The Legal Recognition for Persons transitioning within male/female binary: As for how the actual procedure of recognition will happen, the Court merely stated that they prefer to follow the psyche of the person and use the Psychological Test as opposed to the Biological Test. They also declare that insisting on Sex Reassignment Surgery (SRS) as a condition for changing one’s gender is illegal.

In Public Health and Sanitation: Centre and State Governments were directed to take proper measures to provide medical care to Transgender people in the hospitals and also provide them separate public toilets and other facilities. Further, they were also directed to operate separate HIV/Sero-surveillance measures for transgender people.


Socio-Economic Rights: Centre and State Governments were asked to provide the community various social welfare schemes and to treat the community as socially and economically backward classes. They have also been asked to extend reservation in educational institutions and for public appointments.

Stigma and Public Awareness: The broadest directions were given to the Centre and State Governments and asked to take steps to create public awareness so that Transgender people will feel that they are also part and parcel of the social life and not be treated as untouchables also take measures to regain their respect and place in society, and seriously address the problems such as fear, shame, gender dysphoria, social pressure, depression, suicidal tendencies and social stigma.

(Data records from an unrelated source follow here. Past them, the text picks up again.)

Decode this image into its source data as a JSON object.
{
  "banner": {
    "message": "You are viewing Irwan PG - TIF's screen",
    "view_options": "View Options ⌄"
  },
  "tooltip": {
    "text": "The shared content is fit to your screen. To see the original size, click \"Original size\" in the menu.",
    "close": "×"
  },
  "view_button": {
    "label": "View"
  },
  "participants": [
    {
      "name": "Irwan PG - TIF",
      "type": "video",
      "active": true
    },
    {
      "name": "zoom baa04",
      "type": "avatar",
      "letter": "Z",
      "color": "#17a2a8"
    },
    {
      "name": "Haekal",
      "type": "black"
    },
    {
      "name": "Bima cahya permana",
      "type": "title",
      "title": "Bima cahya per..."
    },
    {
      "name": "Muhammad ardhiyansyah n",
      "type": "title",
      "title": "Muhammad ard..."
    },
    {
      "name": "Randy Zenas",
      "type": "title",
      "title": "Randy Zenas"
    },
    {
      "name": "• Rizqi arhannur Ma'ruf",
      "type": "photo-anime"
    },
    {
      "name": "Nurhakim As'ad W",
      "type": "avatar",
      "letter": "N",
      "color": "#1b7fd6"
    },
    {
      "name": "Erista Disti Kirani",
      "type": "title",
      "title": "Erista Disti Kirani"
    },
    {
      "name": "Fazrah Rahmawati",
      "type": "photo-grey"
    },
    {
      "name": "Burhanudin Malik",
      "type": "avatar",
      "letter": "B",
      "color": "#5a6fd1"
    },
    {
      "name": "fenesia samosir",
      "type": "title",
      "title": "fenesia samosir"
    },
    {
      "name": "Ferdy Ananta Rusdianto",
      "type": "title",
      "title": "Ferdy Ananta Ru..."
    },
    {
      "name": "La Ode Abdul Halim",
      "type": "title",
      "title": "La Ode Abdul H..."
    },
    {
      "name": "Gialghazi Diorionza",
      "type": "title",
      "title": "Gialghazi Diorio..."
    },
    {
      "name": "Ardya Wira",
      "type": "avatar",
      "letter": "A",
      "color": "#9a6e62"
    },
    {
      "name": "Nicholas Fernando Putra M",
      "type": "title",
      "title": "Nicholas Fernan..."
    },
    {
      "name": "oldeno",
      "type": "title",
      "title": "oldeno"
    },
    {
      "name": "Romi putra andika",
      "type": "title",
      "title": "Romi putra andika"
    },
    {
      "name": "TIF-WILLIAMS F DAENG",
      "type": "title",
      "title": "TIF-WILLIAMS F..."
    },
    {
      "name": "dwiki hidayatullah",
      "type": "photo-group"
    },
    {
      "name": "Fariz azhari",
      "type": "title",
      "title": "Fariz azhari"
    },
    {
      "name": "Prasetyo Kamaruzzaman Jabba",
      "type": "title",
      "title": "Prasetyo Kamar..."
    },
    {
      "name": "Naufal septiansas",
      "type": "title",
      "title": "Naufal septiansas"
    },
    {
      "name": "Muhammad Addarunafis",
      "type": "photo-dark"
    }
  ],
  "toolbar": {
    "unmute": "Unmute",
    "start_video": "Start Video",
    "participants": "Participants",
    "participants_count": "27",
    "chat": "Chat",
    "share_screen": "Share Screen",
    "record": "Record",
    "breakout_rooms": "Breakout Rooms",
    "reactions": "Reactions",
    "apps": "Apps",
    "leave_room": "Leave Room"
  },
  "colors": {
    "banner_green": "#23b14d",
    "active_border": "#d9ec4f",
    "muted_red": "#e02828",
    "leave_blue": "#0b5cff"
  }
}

Also, the Court noted that these declarations were to be read in light of the Ministry of Social Justice and Empowerment Expert Committee Report on Issues Relating to transgender people.

This landmark judgment was met with roaring approval from all liberal corners of the nation. Given the 377 debacle which criminalized unnatural sex thereby criminalizing the LGBTQ community as a whole, just a few months prior to that, it was heartening to see such a forward thinking judgment even if it was in polar opposition to their own thinking by sec 377 definition. It can therefore be concluded that these have affected in a positive way the humanitarian nature of this nation. These steps are the initiation of a positive change which the country is leading to and it should be promoted and celebrated by all the means in the society.